Brian Topping (Migrated from SEC-1652) said:
Because of the way that ApacheDSContainer creates org.apache.directory.server.protocol.shared.store.LdifFileLoader, there's no way to pass a classpath resource as the LDIF source.
The problem is the call to String ldifFile = ldifs.getFile().getAbsolutePath(). Instead, this would ideally be ldifs.getInputStream(), with ApacheDS lobbied to create a constructor for an InputStream instead of just String.
String ldifFile = ldifs.getFile().getAbsolutePath()
Failing that, org.apache.directory.server.protocol.shared.store.LdifFileLoader#getLdifStream already deals with classpath resources, but ApacheDSContainer needs to not fail so fast via ldifs.getFile(), maybe via ldifs.getPath().

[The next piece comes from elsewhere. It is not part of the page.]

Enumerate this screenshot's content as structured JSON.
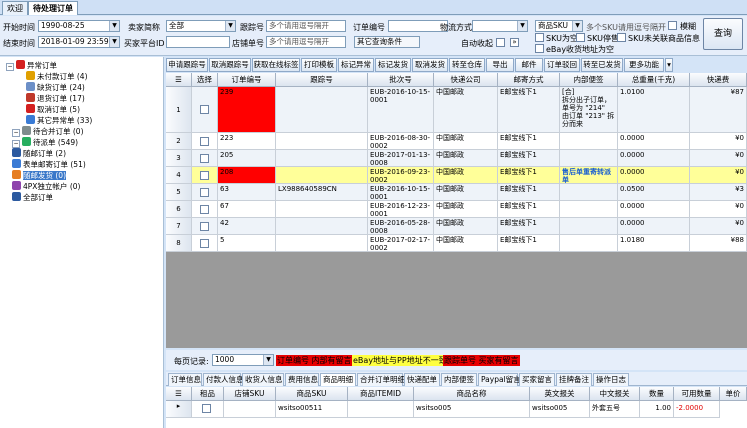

I'd submit a patch, but I can't build with gradle. It was too much of a PITA to get set up and I swore it off, sorry.
Brian Topping said:
p.s. Apparently the wikitext renderer in Jira is not activated. Someone might want to check on that!
Luke Taylor said:
I've changed the code to resolve the resource to a URI rather than a file, which should allow for loading from jar files as well as the file system.
Regarding gradle, you shouldn't need to "get set up" (though installing gradle should only require a download plus editing the path). Use the wrapper script as described in the "Build from Source" page on the website.
Thanks for the fix, Luke.
Regarding Gradle, there's a saying that "one only has one chance to lose a customer" and I'm kind of lost already. I never understood why Gradle was considered necessary in the first place. Like others, I have a large investment in Maven, and while Gradle may be better, it's only an incremental jump over Maven (versus the jump Maven was from Ant). I'll stick with Maven until there's a more compelling reason to jump. It kind of sucks to not be able to create patches for projects like SS, but they are very few and far between.
This isn't really the place to discuss mvn versus gradle - suffice to say that it makes my life much easier and I would regard it as much more than an incremental jump.
My point is that you don't need to use it yourself and there's no reason why you shouldn't be able to build Spring Security because we are using it. All you have to do is type "./gradlew build" from the project root directory to build the entire project. So I don't get the business about losing customers - you didn't have to understand maven to use the previous build and now you don't even have to install the build tool in order to use it. So there's no reason why it should stop anyone from submitting patches.